Additionally, some chapters have assimilated forms from other sources into the Liu Seong system or teach it in concert with other methods.

==Fundamental strategies, tactics, and techniques==
The origin of many tactics and techniques in the system is unknown. Speculation of where a particular tactic comes from, in terms of root style, is often a point of discussion amongst practitioners. Because of the hybrid nature of the art, many techniques taken from other arts may very well have been transformed by its absorption in the system to the extent that they no longer resemble their parent art. It is often stated by those that knew Willem Reeders, that he was primarily concerned with the technique applications and fighting tactics of the arts that he studied, not with ritual elements, like forms, or juru-juru (prearranged sequences of movement).

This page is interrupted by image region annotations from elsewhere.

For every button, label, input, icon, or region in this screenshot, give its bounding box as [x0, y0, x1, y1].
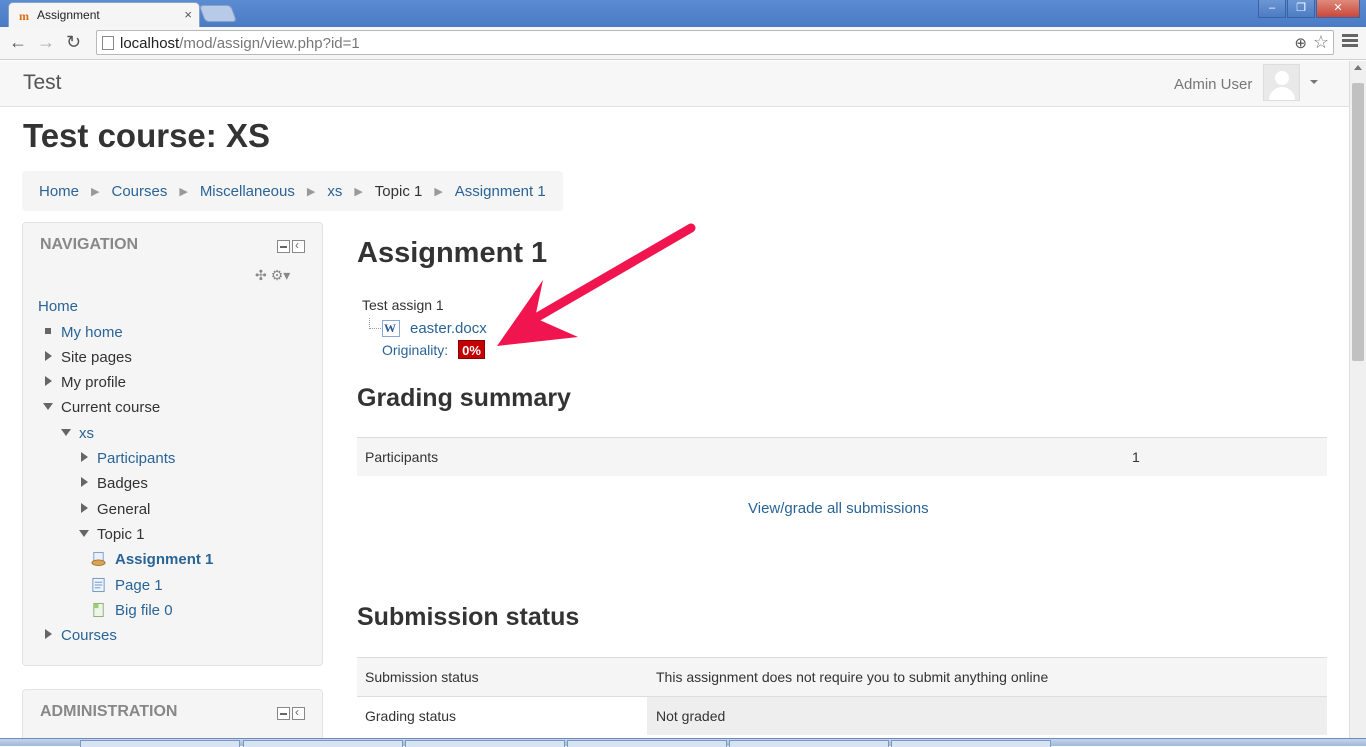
table-cell-background	[647, 697, 1327, 735]
window-controls: – ❐ ✕	[1257, 0, 1360, 18]
table-cell-value: This assignment does not require you to …	[656, 669, 1049, 685]
submission-status-table: Submission status This assignment does n…	[357, 657, 1327, 735]
os-taskbar	[0, 738, 1366, 747]
annotation-arrow-icon	[497, 223, 696, 346]
view-grade-all-submissions-link[interactable]: View/grade all submissions	[748, 500, 929, 517]
scroll-up-arrow-icon[interactable]	[1354, 65, 1362, 70]
table-row: Participants 1	[357, 437, 1327, 476]
table-cell-label: Participants	[365, 449, 439, 465]
close-window-button[interactable]: ✕	[1316, 0, 1360, 18]
grading-summary-table: Participants 1	[357, 437, 1327, 476]
scrollbar-thumb[interactable]	[1352, 83, 1364, 361]
table-row: Grading status Not graded	[357, 696, 1327, 735]
forward-arrow-icon[interactable]: →	[37, 32, 55, 53]
address-bar[interactable]: localhost/mod/assign/view.php?id=1 ⊕ ☆	[96, 30, 1334, 55]
browser-menu-icon[interactable]	[1342, 34, 1358, 48]
bookmark-star-icon[interactable]: ☆	[1313, 32, 1329, 53]
table-cell-label: Grading status	[365, 708, 457, 724]
url-host: localhost	[120, 35, 180, 52]
table-row: Submission status This assignment does n…	[357, 657, 1327, 696]
browser-titlebar: m Assignment × – ❐ ✕	[0, 0, 1366, 27]
table-cell-value: Not graded	[656, 708, 726, 724]
zoom-icon[interactable]: ⊕	[1294, 34, 1307, 52]
back-arrow-icon[interactable]: ←	[9, 32, 27, 53]
restore-button[interactable]: ❐	[1287, 0, 1315, 18]
minimize-button[interactable]: –	[1258, 0, 1286, 18]
table-cell-value: 1	[1132, 449, 1140, 465]
url-text: localhost/mod/assign/view.php?id=1	[120, 35, 360, 52]
page-viewport: Test Admin User Test course: XS Home ▶ C…	[0, 61, 1349, 738]
url-path: /mod/assign/view.php?id=1	[179, 35, 360, 52]
table-cell-label: Submission status	[365, 669, 479, 685]
reload-icon[interactable]: ↻	[66, 32, 81, 53]
tab-title: Assignment	[37, 8, 100, 22]
browser-tab[interactable]: m Assignment ×	[8, 2, 200, 27]
vertical-scrollbar[interactable]	[1349, 61, 1366, 738]
grading-summary-heading: Grading summary	[357, 384, 571, 412]
tab-close-icon[interactable]: ×	[184, 7, 192, 22]
browser-toolbar: ← → ↻ localhost/mod/assign/view.php?id=1…	[0, 27, 1366, 60]
moodle-favicon-icon: m	[19, 9, 29, 23]
submission-status-heading: Submission status	[357, 603, 580, 631]
new-tab-button[interactable]	[198, 5, 238, 22]
page-icon	[102, 36, 114, 50]
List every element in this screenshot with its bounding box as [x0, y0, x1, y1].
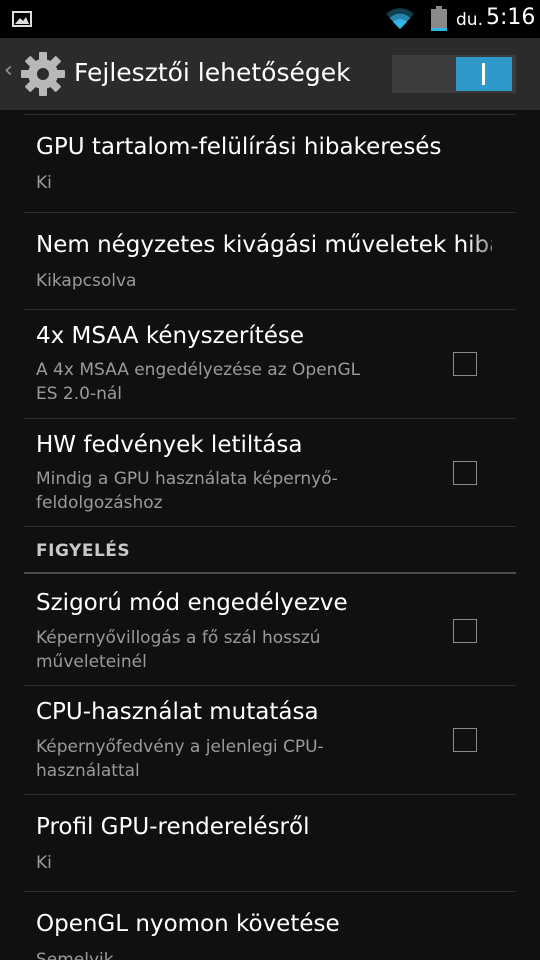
image-notification-icon [12, 11, 32, 27]
up-navigation-button[interactable]: ‹ [0, 38, 70, 110]
pref-summary-line2: használattal [36, 761, 140, 781]
section-header-monitoring: FIGYELÉS [24, 535, 516, 574]
status-bar: du. 5:16 [0, 0, 540, 38]
developer-options-master-switch[interactable] [392, 55, 516, 93]
action-bar: ‹ Fejlesztői lehetőségek [0, 38, 540, 110]
page-title: Fejlesztői lehetőségek [74, 58, 351, 87]
strict-mode-checkbox[interactable] [453, 619, 477, 643]
pref-title: OpenGL nyomon követése [36, 911, 340, 937]
pref-summary: Semelyik [36, 950, 114, 960]
battery-icon [431, 6, 447, 31]
chevron-left-icon: ‹ [4, 58, 13, 83]
pref-title: CPU-használat mutatása [36, 699, 319, 725]
disable-hw-overlays-checkbox[interactable] [453, 461, 477, 485]
pref-summary: Mindig a GPU használata képernyő- [36, 469, 338, 489]
pref-title: Szigorú mód engedélyezve [36, 590, 348, 616]
pref-summary: Ki [36, 853, 52, 873]
switch-thumb [456, 57, 512, 91]
pref-title: HW fedvények letiltása [36, 432, 303, 458]
pref-non-rect-clip[interactable]: Nem négyzetes kivágási műveletek hibaker… [24, 212, 516, 310]
pref-title: GPU tartalom-felülírási hibakeresés [36, 134, 442, 160]
pref-summary-line2: ES 2.0-nál [36, 384, 123, 404]
status-time: 5:16 [486, 5, 536, 30]
pref-summary-line2: feldolgozáshoz [36, 493, 163, 513]
pref-opengl-traces[interactable]: OpenGL nyomon követése Semelyik [24, 891, 516, 960]
section-header-label: FIGYELÉS [36, 541, 131, 561]
pref-summary: Képernyőfedvény a jelenlegi CPU- [36, 737, 324, 757]
pref-title: Profil GPU-renderelésről [36, 814, 310, 840]
show-cpu-usage-checkbox[interactable] [453, 728, 477, 752]
wifi-icon [386, 8, 414, 29]
pref-title: 4x MSAA kényszerítése [36, 323, 305, 349]
pref-summary: Képernyővillogás a fő szál hosszú [36, 628, 321, 648]
pref-summary-line2: műveleteinél [36, 652, 147, 672]
force-msaa-checkbox[interactable] [453, 352, 477, 376]
settings-list: GPU tartalom-felülírási hibakeresés Ki N… [0, 110, 540, 960]
pref-profile-gpu-rendering[interactable]: Profil GPU-renderelésről Ki [24, 794, 516, 892]
status-ampm: du. [456, 10, 483, 30]
pref-disable-hw-overlays[interactable]: HW fedvények letiltása Mindig a GPU hasz… [24, 418, 516, 527]
settings-gear-icon [21, 52, 65, 96]
pref-force-msaa[interactable]: 4x MSAA kényszerítése A 4x MSAA engedély… [24, 309, 516, 419]
pref-title: Nem négyzetes kivágási műveletek hibaker… [36, 232, 492, 258]
pref-gpu-overdraw[interactable]: GPU tartalom-felülírási hibakeresés Ki [24, 114, 516, 213]
pref-summary: Ki [36, 173, 52, 193]
pref-summary: A 4x MSAA engedélyezése az OpenGL [36, 360, 361, 380]
pref-summary: Kikapcsolva [36, 271, 137, 291]
pref-show-cpu-usage[interactable]: CPU-használat mutatása Képernyőfedvény a… [24, 685, 516, 795]
pref-strict-mode[interactable]: Szigorú mód engedélyezve Képernyővillogá… [24, 576, 516, 686]
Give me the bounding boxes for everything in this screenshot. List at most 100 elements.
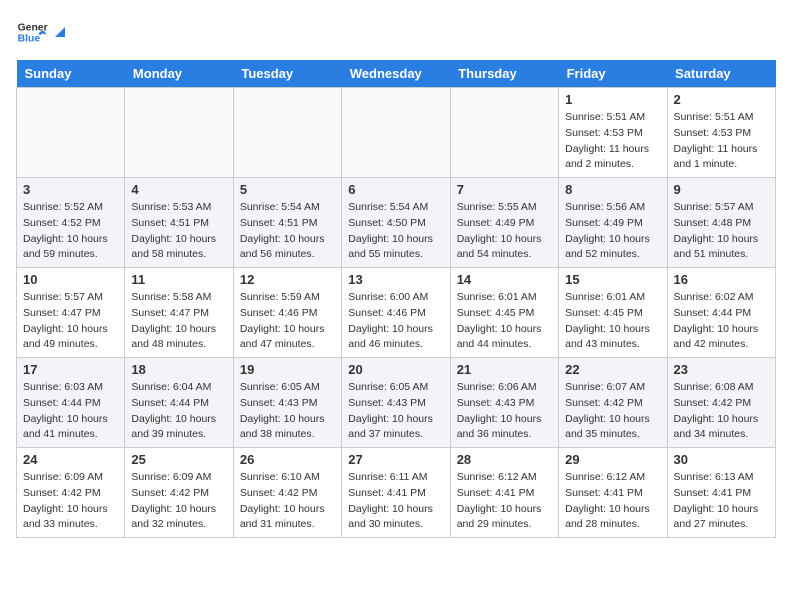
- day-info: Sunrise: 5:56 AM Sunset: 4:49 PM Dayligh…: [565, 200, 660, 263]
- day-info: Sunrise: 5:58 AM Sunset: 4:47 PM Dayligh…: [131, 290, 226, 353]
- day-info: Sunrise: 6:13 AM Sunset: 4:41 PM Dayligh…: [674, 470, 769, 533]
- calendar-cell: [342, 88, 450, 178]
- calendar-cell: [125, 88, 233, 178]
- day-info: Sunrise: 6:12 AM Sunset: 4:41 PM Dayligh…: [565, 470, 660, 533]
- day-number: 27: [348, 452, 443, 467]
- day-number: 3: [23, 182, 118, 197]
- day-info: Sunrise: 5:59 AM Sunset: 4:46 PM Dayligh…: [240, 290, 335, 353]
- weekday-header-row: SundayMondayTuesdayWednesdayThursdayFrid…: [17, 60, 776, 88]
- calendar-cell: [17, 88, 125, 178]
- calendar-cell: 30 Sunrise: 6:13 AM Sunset: 4:41 PM Dayli…: [667, 448, 775, 538]
- calendar-cell: [450, 88, 558, 178]
- calendar-cell: 18 Sunrise: 6:04 AM Sunset: 4:44 PM Dayli…: [125, 358, 233, 448]
- calendar-cell: 23 Sunrise: 6:08 AM Sunset: 4:42 PM Dayli…: [667, 358, 775, 448]
- day-number: 23: [674, 362, 769, 377]
- calendar-cell: 13 Sunrise: 6:00 AM Sunset: 4:46 PM Dayli…: [342, 268, 450, 358]
- calendar-cell: 12 Sunrise: 5:59 AM Sunset: 4:46 PM Dayli…: [233, 268, 341, 358]
- day-number: 4: [131, 182, 226, 197]
- logo-triangle-icon: [53, 25, 67, 39]
- day-number: 29: [565, 452, 660, 467]
- day-number: 10: [23, 272, 118, 287]
- day-info: Sunrise: 6:08 AM Sunset: 4:42 PM Dayligh…: [674, 380, 769, 443]
- day-number: 7: [457, 182, 552, 197]
- day-number: 17: [23, 362, 118, 377]
- calendar-cell: 29 Sunrise: 6:12 AM Sunset: 4:41 PM Dayli…: [559, 448, 667, 538]
- day-number: 11: [131, 272, 226, 287]
- calendar-header: SundayMondayTuesdayWednesdayThursdayFrid…: [17, 60, 776, 88]
- calendar-cell: 17 Sunrise: 6:03 AM Sunset: 4:44 PM Dayli…: [17, 358, 125, 448]
- day-number: 18: [131, 362, 226, 377]
- calendar-cell: 25Sunrise: 6:09 AM Sunset: 4:42 PM Dayli…: [125, 448, 233, 538]
- calendar-cell: 7 Sunrise: 5:55 AM Sunset: 4:49 PM Daylig…: [450, 178, 558, 268]
- calendar-cell: 28 Sunrise: 6:12 AM Sunset: 4:41 PM Dayli…: [450, 448, 558, 538]
- svg-text:Blue: Blue: [18, 34, 41, 45]
- day-number: 1: [565, 92, 660, 107]
- logo-icon: General Blue: [16, 16, 48, 48]
- day-number: 6: [348, 182, 443, 197]
- day-info: Sunrise: 5:53 AM Sunset: 4:51 PM Dayligh…: [131, 200, 226, 263]
- calendar-week-row: 24 Sunrise: 6:09 AM Sunset: 4:42 PM Dayli…: [17, 448, 776, 538]
- calendar-cell: 19Sunrise: 6:05 AM Sunset: 4:43 PM Dayli…: [233, 358, 341, 448]
- day-info: Sunrise: 6:02 AM Sunset: 4:44 PM Dayligh…: [674, 290, 769, 353]
- day-info: Sunrise: 5:54 AM Sunset: 4:50 PM Dayligh…: [348, 200, 443, 263]
- day-number: 26: [240, 452, 335, 467]
- calendar-cell: 16 Sunrise: 6:02 AM Sunset: 4:44 PM Dayli…: [667, 268, 775, 358]
- weekday-header-thursday: Thursday: [450, 60, 558, 88]
- day-info: Sunrise: 5:57 AM Sunset: 4:48 PM Dayligh…: [674, 200, 769, 263]
- day-info: Sunrise: 5:51 AM Sunset: 4:53 PM Dayligh…: [674, 110, 769, 173]
- day-info: Sunrise: 6:05 AM Sunset: 4:43 PM Dayligh…: [348, 380, 443, 443]
- day-info: Sunrise: 6:01 AM Sunset: 4:45 PM Dayligh…: [457, 290, 552, 353]
- day-info: Sunrise: 6:09 AM Sunset: 4:42 PM Dayligh…: [23, 470, 118, 533]
- day-info: Sunrise: 6:07 AM Sunset: 4:42 PM Dayligh…: [565, 380, 660, 443]
- day-number: 30: [674, 452, 769, 467]
- day-number: 24: [23, 452, 118, 467]
- day-info: Sunrise: 6:01 AM Sunset: 4:45 PM Dayligh…: [565, 290, 660, 353]
- day-number: 20: [348, 362, 443, 377]
- calendar-cell: 24 Sunrise: 6:09 AM Sunset: 4:42 PM Dayli…: [17, 448, 125, 538]
- logo: General Blue: [16, 16, 68, 48]
- day-number: 2: [674, 92, 769, 107]
- weekday-header-sunday: Sunday: [17, 60, 125, 88]
- calendar-cell: 26 Sunrise: 6:10 AM Sunset: 4:42 PM Dayli…: [233, 448, 341, 538]
- day-info: Sunrise: 5:51 AM Sunset: 4:53 PM Dayligh…: [565, 110, 660, 173]
- day-info: Sunrise: 5:54 AM Sunset: 4:51 PM Dayligh…: [240, 200, 335, 263]
- calendar-cell: 1 Sunrise: 5:51 AM Sunset: 4:53 PM Daylig…: [559, 88, 667, 178]
- weekday-header-monday: Monday: [125, 60, 233, 88]
- day-number: 12: [240, 272, 335, 287]
- day-number: 16: [674, 272, 769, 287]
- day-number: 9: [674, 182, 769, 197]
- calendar-cell: [233, 88, 341, 178]
- day-info: Sunrise: 5:52 AM Sunset: 4:52 PM Dayligh…: [23, 200, 118, 263]
- day-info: Sunrise: 6:06 AM Sunset: 4:43 PM Dayligh…: [457, 380, 552, 443]
- day-info: Sunrise: 5:55 AM Sunset: 4:49 PM Dayligh…: [457, 200, 552, 263]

This fact plays out in the many different methods of engagement that can be found within the system. Due to this variety, the art cannot be rigorously classified. The common thread found running through all the schools are the principles of operation. Although Liu Seong encompasses many techniques, its true definition is found in the tactical transitions of the distinctive postures of the style, and the syncopated rhythm of attack which are used to enter, strike and achieve a wide variety of locking and throwing techniques, culminating in finishing attacks upon the downed opponent.

===Strategy===
Liu Seong is not an art of self-defense, and not meant for sport competition. Reeder's Kuntao is an extreme art of close-quarters combat. Practitioners spar at less than full speed and strength, and many attacks are not used due to their inherently dangerous nature. This concession is considered a necessity in order to prevent injury to the students. The Liu Seong system, in great part, has not undergone modernization, as have many other disciplines.

Willem Reeders' system of martial arts relies heavily on explosive movement. All strikes and movements must be performed explosively to cause maximum damage and minimize any advantage an opponent may have. Because of the explosive, continuous and fluid movement of the kuntaoer, if an opponent is not incapacitated by the first or second strike, the opponent will often be reacting to strikes that have already been delivered. An opponent may be up to five or six strikes behind. Reeder's Kuntao still retains its old school combat orientation with techniques that are designed to seriously injure or kill an attacker. The essential premise of the art is that for self-defense to be adequate it must take into account the worst possible scenario in which you could find yourself, in a fighting context. Accordingly, this would be having to face multiple, armed attackers who are versed in the martial arts as well. This assumption lays the theoretical basis for the art.

The Liu Seong system is a 'blade aware' or weapons based system which is generally trained without weaponry. Weapons are added to the training at advanced levels as an extension of the hand technique which is considered paramount. This is a departure from the method of many other styles of weapons combat which begin training with weapons first and take up 'empty hand' methods after basic baton, knife, or staff skills have been learned.